One other thought after considering this a bit more—we could test this now using software submodules. It’s unlikely to perform better (since no hardware speedup) but it could shed light on the tradeoffs with the general approach. And as these submodules got more complex, it may eventually be beneficial to use this approach even in a pure-software (no hardware) paradigm, if it lets you skip retraining a bunch of common functionality.
I.e. if you train a sub-network for one task, then incorporate that in two distinct top-layer networks trained on different high-level goals, do you get savings by not having to train two “visual cortexes”?
This is in a similar vein to Google’s foundation models, where they train one jumbo model that then gets specialized for each usecase. Can that foundation model be modularized? (Maybe for relatively narrow usecases like “text comprehension” it’s actually reasonable to think of a foundation model as a single submodule, but I think they are quite broad right now. ) The big difference is I think all the weights are mutable in the “refine the foundation model” step?
Perhaps another concrete proposal for a technological attractor would be to build a SOTA foundation model and make that so good that the community uses it instead of training their own, and then that would also give a slower-moving architecture/target to interpret.
We need to test designs, and most specifically alignment designs, but giving up retraining (ie lifetime learning) and burning circuits into silicon is unlikely to be competitive; throwing out the baby with the bathwater.

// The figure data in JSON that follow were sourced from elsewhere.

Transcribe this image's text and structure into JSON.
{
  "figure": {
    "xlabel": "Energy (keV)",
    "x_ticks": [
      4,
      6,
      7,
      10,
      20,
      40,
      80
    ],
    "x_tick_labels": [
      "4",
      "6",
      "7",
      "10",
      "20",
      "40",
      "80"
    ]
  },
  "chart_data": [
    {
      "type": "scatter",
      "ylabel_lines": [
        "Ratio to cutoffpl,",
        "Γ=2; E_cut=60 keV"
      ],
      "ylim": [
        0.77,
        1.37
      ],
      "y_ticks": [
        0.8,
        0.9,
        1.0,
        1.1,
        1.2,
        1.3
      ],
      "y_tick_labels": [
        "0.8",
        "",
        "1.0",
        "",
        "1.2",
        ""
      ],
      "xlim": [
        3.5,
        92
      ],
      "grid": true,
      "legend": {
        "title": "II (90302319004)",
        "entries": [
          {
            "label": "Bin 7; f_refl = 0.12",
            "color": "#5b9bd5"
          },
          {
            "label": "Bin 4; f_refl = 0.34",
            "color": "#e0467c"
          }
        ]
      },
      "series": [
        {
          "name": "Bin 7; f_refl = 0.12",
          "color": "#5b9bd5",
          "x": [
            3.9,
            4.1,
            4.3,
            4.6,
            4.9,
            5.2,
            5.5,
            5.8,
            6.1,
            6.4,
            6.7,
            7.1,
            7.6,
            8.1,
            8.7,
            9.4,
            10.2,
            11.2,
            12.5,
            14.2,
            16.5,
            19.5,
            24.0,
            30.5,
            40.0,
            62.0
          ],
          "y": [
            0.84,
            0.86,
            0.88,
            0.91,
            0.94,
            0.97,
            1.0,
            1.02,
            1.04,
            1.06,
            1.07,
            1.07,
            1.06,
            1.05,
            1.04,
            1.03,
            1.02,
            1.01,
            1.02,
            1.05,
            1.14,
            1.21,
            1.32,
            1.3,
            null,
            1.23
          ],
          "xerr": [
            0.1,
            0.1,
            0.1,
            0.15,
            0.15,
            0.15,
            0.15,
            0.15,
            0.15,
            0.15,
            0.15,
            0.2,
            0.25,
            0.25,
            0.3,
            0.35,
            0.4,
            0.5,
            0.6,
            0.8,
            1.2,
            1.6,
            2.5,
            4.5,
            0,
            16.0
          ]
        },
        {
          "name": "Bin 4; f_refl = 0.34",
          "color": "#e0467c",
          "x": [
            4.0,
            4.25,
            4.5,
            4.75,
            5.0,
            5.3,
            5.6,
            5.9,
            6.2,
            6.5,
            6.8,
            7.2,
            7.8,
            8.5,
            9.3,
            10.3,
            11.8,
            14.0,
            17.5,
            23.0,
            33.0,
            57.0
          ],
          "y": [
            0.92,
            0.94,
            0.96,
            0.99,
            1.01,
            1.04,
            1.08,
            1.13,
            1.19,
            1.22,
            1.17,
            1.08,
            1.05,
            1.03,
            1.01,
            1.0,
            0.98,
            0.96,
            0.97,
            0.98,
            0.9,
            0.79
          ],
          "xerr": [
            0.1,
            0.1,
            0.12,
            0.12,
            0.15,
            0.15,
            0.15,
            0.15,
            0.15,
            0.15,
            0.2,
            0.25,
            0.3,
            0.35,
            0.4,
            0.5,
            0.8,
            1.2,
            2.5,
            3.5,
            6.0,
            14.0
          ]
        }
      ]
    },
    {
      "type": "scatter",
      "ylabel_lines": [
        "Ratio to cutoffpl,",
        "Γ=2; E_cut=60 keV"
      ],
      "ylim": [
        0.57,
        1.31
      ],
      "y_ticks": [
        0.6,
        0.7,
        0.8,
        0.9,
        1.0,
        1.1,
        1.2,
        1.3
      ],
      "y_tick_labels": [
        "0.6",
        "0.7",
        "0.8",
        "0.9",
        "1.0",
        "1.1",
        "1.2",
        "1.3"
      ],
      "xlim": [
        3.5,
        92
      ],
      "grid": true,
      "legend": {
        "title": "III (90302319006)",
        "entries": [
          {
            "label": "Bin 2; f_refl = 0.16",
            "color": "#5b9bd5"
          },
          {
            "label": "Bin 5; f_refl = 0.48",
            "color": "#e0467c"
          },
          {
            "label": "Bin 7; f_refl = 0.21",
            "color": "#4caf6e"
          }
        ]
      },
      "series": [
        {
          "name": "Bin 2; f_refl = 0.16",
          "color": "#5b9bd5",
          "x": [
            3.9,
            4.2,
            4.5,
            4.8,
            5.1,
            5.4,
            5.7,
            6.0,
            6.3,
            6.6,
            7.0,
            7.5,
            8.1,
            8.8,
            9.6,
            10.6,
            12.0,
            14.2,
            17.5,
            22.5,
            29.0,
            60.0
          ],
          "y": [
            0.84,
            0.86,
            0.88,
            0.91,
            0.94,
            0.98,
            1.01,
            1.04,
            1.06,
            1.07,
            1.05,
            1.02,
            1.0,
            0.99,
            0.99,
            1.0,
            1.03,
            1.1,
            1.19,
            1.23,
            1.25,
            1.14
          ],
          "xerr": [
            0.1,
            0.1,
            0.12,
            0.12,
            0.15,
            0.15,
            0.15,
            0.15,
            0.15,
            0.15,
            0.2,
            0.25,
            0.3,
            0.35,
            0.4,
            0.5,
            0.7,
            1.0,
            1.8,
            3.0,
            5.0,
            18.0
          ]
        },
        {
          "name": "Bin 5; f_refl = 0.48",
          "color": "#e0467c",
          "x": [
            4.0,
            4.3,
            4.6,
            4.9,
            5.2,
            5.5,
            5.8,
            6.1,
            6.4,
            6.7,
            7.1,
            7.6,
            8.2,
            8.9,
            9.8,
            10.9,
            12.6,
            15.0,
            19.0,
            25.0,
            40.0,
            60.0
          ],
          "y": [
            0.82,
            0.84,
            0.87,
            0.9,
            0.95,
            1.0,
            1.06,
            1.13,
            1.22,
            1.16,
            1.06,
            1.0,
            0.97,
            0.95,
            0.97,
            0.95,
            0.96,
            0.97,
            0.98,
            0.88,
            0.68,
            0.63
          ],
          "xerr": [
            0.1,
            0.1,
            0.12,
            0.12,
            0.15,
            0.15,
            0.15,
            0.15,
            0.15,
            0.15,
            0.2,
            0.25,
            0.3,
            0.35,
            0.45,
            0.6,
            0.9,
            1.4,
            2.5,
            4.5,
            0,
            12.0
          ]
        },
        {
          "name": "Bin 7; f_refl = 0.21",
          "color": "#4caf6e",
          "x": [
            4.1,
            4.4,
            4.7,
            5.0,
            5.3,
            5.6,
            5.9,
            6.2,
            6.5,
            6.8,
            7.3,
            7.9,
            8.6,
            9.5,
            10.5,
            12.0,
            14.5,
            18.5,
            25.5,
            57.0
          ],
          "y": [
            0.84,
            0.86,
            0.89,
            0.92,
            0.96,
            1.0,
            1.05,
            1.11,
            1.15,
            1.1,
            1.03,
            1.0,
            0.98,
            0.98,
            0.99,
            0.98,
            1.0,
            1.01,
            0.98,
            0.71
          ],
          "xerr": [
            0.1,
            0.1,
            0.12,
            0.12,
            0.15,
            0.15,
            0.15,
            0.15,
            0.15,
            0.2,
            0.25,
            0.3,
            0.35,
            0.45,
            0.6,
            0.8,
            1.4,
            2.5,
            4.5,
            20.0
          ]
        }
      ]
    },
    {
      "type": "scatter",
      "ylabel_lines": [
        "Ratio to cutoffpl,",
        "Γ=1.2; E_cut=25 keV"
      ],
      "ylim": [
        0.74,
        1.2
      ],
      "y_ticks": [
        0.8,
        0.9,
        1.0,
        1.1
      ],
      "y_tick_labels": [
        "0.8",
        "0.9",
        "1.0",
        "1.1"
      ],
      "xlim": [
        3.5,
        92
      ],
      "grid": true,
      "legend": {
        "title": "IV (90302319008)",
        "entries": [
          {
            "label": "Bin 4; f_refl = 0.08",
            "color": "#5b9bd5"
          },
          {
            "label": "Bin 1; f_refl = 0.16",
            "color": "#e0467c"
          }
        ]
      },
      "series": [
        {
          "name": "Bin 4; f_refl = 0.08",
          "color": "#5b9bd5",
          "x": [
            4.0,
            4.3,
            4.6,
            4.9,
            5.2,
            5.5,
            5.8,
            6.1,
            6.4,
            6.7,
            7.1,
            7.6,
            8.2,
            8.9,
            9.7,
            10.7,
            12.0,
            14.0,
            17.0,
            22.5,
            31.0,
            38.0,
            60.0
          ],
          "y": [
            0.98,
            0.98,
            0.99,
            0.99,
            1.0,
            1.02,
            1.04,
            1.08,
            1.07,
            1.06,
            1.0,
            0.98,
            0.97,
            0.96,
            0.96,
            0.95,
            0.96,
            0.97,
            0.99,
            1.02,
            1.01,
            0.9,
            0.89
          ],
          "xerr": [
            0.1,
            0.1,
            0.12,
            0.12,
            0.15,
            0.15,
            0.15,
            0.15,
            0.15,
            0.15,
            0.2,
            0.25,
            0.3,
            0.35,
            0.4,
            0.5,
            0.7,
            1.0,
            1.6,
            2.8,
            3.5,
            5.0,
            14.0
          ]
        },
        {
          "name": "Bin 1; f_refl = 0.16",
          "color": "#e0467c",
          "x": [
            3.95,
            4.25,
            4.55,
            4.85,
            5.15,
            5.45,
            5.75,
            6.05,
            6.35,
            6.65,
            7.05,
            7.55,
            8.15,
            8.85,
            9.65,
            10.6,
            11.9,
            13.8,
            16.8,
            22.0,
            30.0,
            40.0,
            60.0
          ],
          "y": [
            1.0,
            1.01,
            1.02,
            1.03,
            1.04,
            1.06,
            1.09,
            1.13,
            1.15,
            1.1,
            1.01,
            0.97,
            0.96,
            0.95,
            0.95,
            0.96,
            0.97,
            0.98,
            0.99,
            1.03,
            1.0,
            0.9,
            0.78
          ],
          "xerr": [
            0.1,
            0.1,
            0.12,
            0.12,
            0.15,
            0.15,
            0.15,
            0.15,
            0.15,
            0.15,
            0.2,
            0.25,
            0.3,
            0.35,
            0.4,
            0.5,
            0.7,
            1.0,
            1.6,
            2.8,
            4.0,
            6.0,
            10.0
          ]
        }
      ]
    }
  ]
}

Also whether a design is aligned or not isn’t the type of question one can answer by analyzing the agent’s visual cortex, it’s near purely a function of what is steering the planning system.
Would you care to flesh this assertion out a bit more?
To be clear I’m not suggesting that this is optimal now. Merely speculating that there might be a point between now and AGI where the work to train these sub components becomes so substantial that it becomes economical to modularize.
As I mentioned earlier in my post, I was alluding to the ELK paper with that reference, specifically Ontology Identification. Obviously you’d need higher order components too. Like I said, I am imagining here that the majority of the model is “off the shelf”, and just a thin layer is usecase-specific.
To make this more explicit, if you had not only off-the-shelf visual cortex, but also spatio-temporal reasoning modules built atop (as the human brain does), then you could point your debugger at the contents of that module and understand what entities in space were being perceived at what time. And the mapping of “high level strategies” to “low level entities” would be a per-model bit of interpretability work, but should become more tractable to the extent that those low level entities are already mapped and understood.
So for the explicit problem that the ELK paper was trying to solve, if you are confident you know what underlying representation SmartVault is using, it’s much easier to interpret its higher-level actions/strategies.